Pain lances suddenly through the bond, sharp, disorienting. I brace my hands against the stone dais as nausea rolls through me. This is not emotional distress. This is physical. The bond is destabilizing. Because I am.
I force myself back into meditation posture, spine straight, hands resting on my knees. I lower my breathing deliberately. Inhale. Hold. Release.
Control is dominance. Control is survival. Except this time, control is isolation. The ache intensifies.
It is not simply that I miss her presence. It is that the bond now expects it. It was consummated. Fused. Aligned. What we built cannot be neatly compartmentalized without consequence.
By the second night, I am no longer sleeping.
When I do drift, I dream of her collapsing again, over and over, her body hitting stone while I stand immobile. The helplessness is worse than any wound I have taken.
On the third morning, I try to feed. The goblet remains untouched in my hand. The blood tastes like ash. I hurl it against the far wall. The sound echoes too loudly. For a moment, just a moment, I nearly tear the wards down.
I nearly go to her.
Instead, I reinforce them. That is when the pain spikes again, so violently my knees finally bend. I catch myself on the dais, breath coming sharp and uneven. This is what happens whenyou try to amputate something that has become vital. The bond pulses, wounded.
I hear the war horn outside. Velcryn warriors do not return quietly from war. Even when the battlefield is miles away.
I sense Ron before I see him.
The outer wards shift subtly at dusk, recognizing blood and rank. His power carries differently than mine, less restrained, more kinetic, like a drawn blade that prefers not to stay sheathed. By the time I hear his boots in the corridor, I already know he has ridden hard.
I remain seated on the meditation dais.
I do not call for him. The tower door opens without announcement.
Ron Valesh fills the threshold with the kind of presence that makes lesser men straighten instinctively. Sandy-brown hair tied back at the nape of his neck, amber eyes bright with battle-light not yet dimmed, shoulders broad beneath travel-worn leathers marked by recent combat. There is dust on his boots and dried blood at the seam of his bracer, someone else’s.
He takes in the room in one sweep. Then he looks at me.
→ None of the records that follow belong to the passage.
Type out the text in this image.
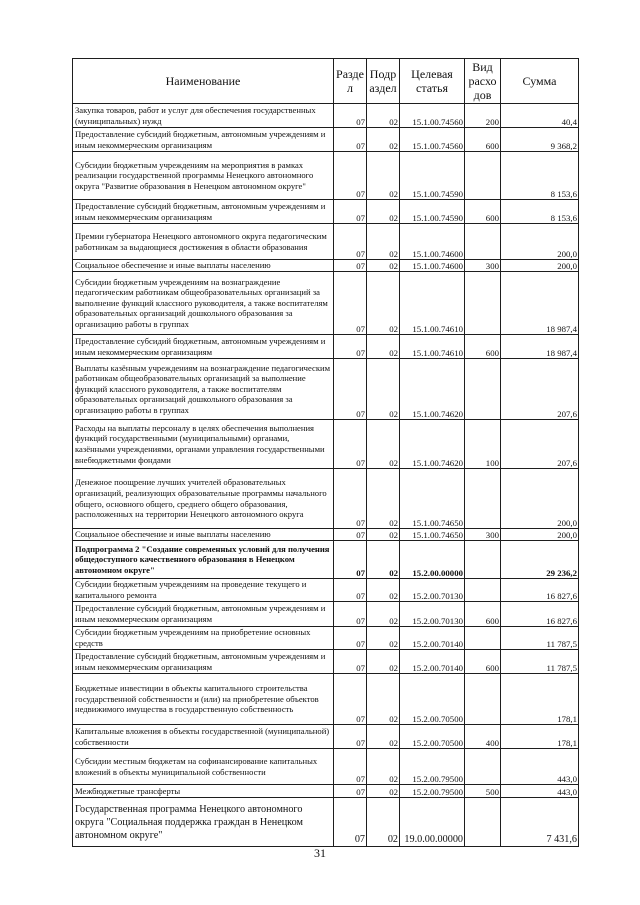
Наименование	Раздел	Подраздел	Целевая статья	Вид расходов	Сумма
Закупка товаров, работ и услуг для обеспечения государственных (муниципальных) нужд	07	02	15.1.00.74560	200	40,4
Предоставление субсидий бюджетным, автономным учреждениям и иным некоммерческим организациям	07	02	15.1.00.74560	600	9 368,2
Субсидии бюджетным учреждениям на мероприятия в рамках реализации государственной программы Ненецкого автономного округа "Развитие образования в Ненецком автономном округе"	07	02	15.1.00.74590		8 153,6
Предоставление субсидий бюджетным, автономным учреждениям и иным некоммерческим организациям	07	02	15.1.00.74590	600	8 153,6
Премии губернатора Ненецкого автономного округа педагогическим работникам за выдающиеся достижения в области образования	07	02	15.1.00.74600		200,0
Социальное обеспечение и иные выплаты населению	07	02	15.1.00.74600	300	200,0
Субсидии бюджетным учреждениям на вознаграждение педагогическим работникам общеобразовательных организаций за выполнение функций классного руководителя, а также воспитателям образовательных организаций дошкольного образования за организацию работы в группах	07	02	15.1.00.74610		18 987,4
Предоставление субсидий бюджетным, автономным учреждениям и иным некоммерческим организациям	07	02	15.1.00.74610	600	18 987,4
Выплаты казённым учреждениям на вознаграждение педагогическим работникам общеобразовательных организаций за выполнение функций классного руководителя, а также воспитателям образовательных организаций дошкольного образования за организацию работы в группах	07	02	15.1.00.74620		207,6
Расходы на выплаты персоналу в целях обеспечения выполнения функций государственными (муниципальными) органами, казёнными учреждениями, органами управления государственными внебюджетными фондами	07	02	15.1.00.74620	100	207,6
Денежное поощрение лучших учителей образовательных организаций, реализующих образовательные программы начального общего, основного общего, среднего общего образования, расположенных на территории Ненецкого автономного округа	07	02	15.1.00.74650		200,0
Социальное обеспечение и иные выплаты населению	07	02	15.1.00.74650	300	200,0
Подпрограмма 2 "Создание современных условий для получения общедоступного качественного образования в Ненецком автономном округе"	07	02	15.2.00.00000		29 236,2
Субсидии бюджетным учреждениям на проведение текущего и капитального ремонта	07	02	15.2.00.70130		16 827,6
Предоставление субсидий бюджетным, автономным учреждениям и иным некоммерческим организациям	07	02	15.2.00.70130	600	16 827,6
Субсидии бюджетным учреждениям на приобретение основных средств	07	02	15.2.00.70140		11 787,5
Предоставление субсидий бюджетным, автономным учреждениям и иным некоммерческим организациям	07	02	15.2.00.70140	600	11 787,5
Бюджетные инвестиции в объекты капитального строительства государственной собственности и (или) на приобретение объектов недвижимого имущества в государственную собственность	07	02	15.2.00.70500		178,1
Капитальные вложения в объекты государственной (муниципальной) собственности	07	02	15.2.00.70500	400	178,1
Субсидии местным бюджетам на софинансирование капитальных вложений в объекты муниципальной собственности	07	02	15.2.00.79500		443,0
Межбюджетные трансферты	07	02	15.2.00.79500	500	443,0
Государственная программа Ненецкого автономного округа "Социальная поддержка граждан в Ненецком автономном округе"	07	02	19.0.00.00000		7 431,6
31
“What,” he says slowly, “did you do?”
Not what happened. What did you do. I do not rise.
“You returned early, little brother.”
“I finished early,” he corrects. His gaze sharpens. “Answer the question.”
I hold his stare evenly. “I made a tactical adjustment while you were away.”
He exhales a disbelieving sound and steps fully into the chamber, shutting the door behind him with deliberate finality.
“The Matrons arrived in Nytheria. The sky-wards were visible from three provinces away,” he says. “The entire warrior guard is buzzing like you declared war. Then I hear you lockedyourself in a tower and haven’t left in two days. But the most interesting part…my older brother is mated to a Purna.”
His eyes flick over me again, assessing.
“You look like you haven’t fed,” he adds flatly.
“I have.”
“On what? Stubbornness?”
Despite everything, something dangerously close to a smirk pulls at my mouth. It fades quickly.